The Future of Disclosure in the UK – And What This Means
Recently questions have been raised about the future of disclosure in the UK. The decision is significant for rejecting the Disclosure Pilot Scheme as unworkable, with Judge Smith issuing his own bespoke, polar opposite, “massive overdisclosure” order instead.
There have been several criticisms of Judge Smith’s process, with the Judge himself acknowledging that part of the process would be “quite an intrusive and possibly expensive obligation.”
The decision introduced conditions which Judge Smith relied upon to trigger his disclosure order. Practitioners interested in the potential burden of overdisclosure should pay special attention to the conditions which, if met, would trigger a similar order: (i) a risk of relevant documents being missed; (ii) no danger of a party being oppressed as a result of the order; (iii) the risk of disclosing privileged material is equivalent to risk expected under "standard" disclosure; and (iv) confidential material is adequately protected.
As discussed more fully below, the first condition provides parties the greatest chance of avoiding an overdisclosure order, with the odds solidly in favour of those using a tool recently developed to counter this same risk, which has been used with great success to revise electronic filters and provide precision.
Massive Overdisclosure – Process
Judge Smith's bespoke disclosure process requires parties to first identify the scope of documents subject to disclosure by referencing custodians, date ranges, etc., followed by an electronic review to filter out irrelevant documents using the Peruvian Guano test.
Parties then filter out privileged documents by means of “a robust process,” likely entailing an electronic search followed by human review to confirm the results.
Rather than any filtering for confidential documents, they will instead be disclosed with safeguards in place. This will include the “intrusive and possibly expensive obligation” of the receiving party to retain King’s Counsel to authorise access to specific documents.
Judge Smith’s bespoke disclosure process was no doubt conceived to allow for speedy and transparent exchanges. However, the process would compel parties to review not one but two massive overdisclosures: the one they receive, and the one they produce without the opportunity to review for relevance.
Massive Overdisclosure – Conditions
After discussing the deficiencies of “standard” disclosure, Judge Smith concluded that “massive overdisclosure … ought to be adopted provided the four conditions are satisfied.” While the Judge does not provide specific guidance on how these conditions should be applied in other cases, the second condition would be relevant only in those rare cases where the Receiving Party does not have access to a review platform with search functionality. The third and fourth criteria would be answered affirmatively in nearly every case, given that Judge Smith’s process is designed to provide the necessary safeguards.
The outcome of the first condition, on the other hand, would depend entirely on parties’ ability to employ targeted search strategies along with a powerful search tool that removes false positive hits.
False Positives – Pivot on the Noise
As Judge Smith correctly states, when revising search terms, it is not enough to find a clever combination of brackets, connectors, and proximities that return an agreeably low hit count. Instead, search results must be targeted from both ends, i.e., results to review straight-away and results to analyse and revise.

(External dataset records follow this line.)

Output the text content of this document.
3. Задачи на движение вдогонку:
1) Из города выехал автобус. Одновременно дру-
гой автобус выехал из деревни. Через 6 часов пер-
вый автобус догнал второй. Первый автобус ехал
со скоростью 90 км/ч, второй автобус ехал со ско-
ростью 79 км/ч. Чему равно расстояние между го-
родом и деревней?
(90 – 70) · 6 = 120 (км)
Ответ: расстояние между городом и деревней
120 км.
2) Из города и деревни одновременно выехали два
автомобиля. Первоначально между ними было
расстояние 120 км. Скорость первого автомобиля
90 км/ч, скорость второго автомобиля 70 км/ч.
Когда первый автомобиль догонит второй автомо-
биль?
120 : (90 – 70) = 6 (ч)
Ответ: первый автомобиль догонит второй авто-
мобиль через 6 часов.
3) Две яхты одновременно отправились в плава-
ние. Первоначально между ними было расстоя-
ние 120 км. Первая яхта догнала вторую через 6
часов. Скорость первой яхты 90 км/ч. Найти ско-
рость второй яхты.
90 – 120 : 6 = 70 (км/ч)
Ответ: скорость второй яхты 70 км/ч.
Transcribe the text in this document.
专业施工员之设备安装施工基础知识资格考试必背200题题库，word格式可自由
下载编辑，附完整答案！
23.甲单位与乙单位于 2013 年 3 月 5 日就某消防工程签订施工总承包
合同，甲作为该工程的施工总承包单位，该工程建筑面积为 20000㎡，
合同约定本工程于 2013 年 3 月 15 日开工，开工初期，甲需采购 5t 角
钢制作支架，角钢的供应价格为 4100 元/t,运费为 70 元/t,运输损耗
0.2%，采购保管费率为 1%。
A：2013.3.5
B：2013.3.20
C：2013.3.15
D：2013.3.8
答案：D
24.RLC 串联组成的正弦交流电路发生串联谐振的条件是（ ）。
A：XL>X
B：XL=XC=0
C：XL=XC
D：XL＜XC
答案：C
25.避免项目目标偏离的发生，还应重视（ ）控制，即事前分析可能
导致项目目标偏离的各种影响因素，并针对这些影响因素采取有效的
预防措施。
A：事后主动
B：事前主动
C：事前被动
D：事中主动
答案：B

By identifying documents to review straight-away, parties can set up predictive coding and other AI tools to educate the ongoing search revisions. One effective strategy is to employ family level search term reporting, including counts of distinct terms and aggregate term hits per family. For example, a family that hits on 10 different terms with a total of 50 hits is unlikely to ever fall out of the search results and should be batched for review immediately.
The other end of the revision strategy – identifying terms to revise – should focus on identifying false positives.
Forensic Risk Alliance has developed a process that accomplishes this by reporting text strings for individual search term hits, much like Google search results that show the context of a search hit with the actual terms in bold.
By analysing text strings that drive the search results, attorneys can “pivot on the noise” to identify false positive patterns, which can then be fed back into the search term in the form of negative proximities. Note that these negative proximities do not exclude documents with a given pattern, but rather define patterns that should not be counted as hits.
With detailed documentation of false positives, corresponding term revisions, and resulting decreases in hit counts, parties should be able to provide sufficient evidence that relevant documents have not been missed to avoid a “massive overdisclosure” order.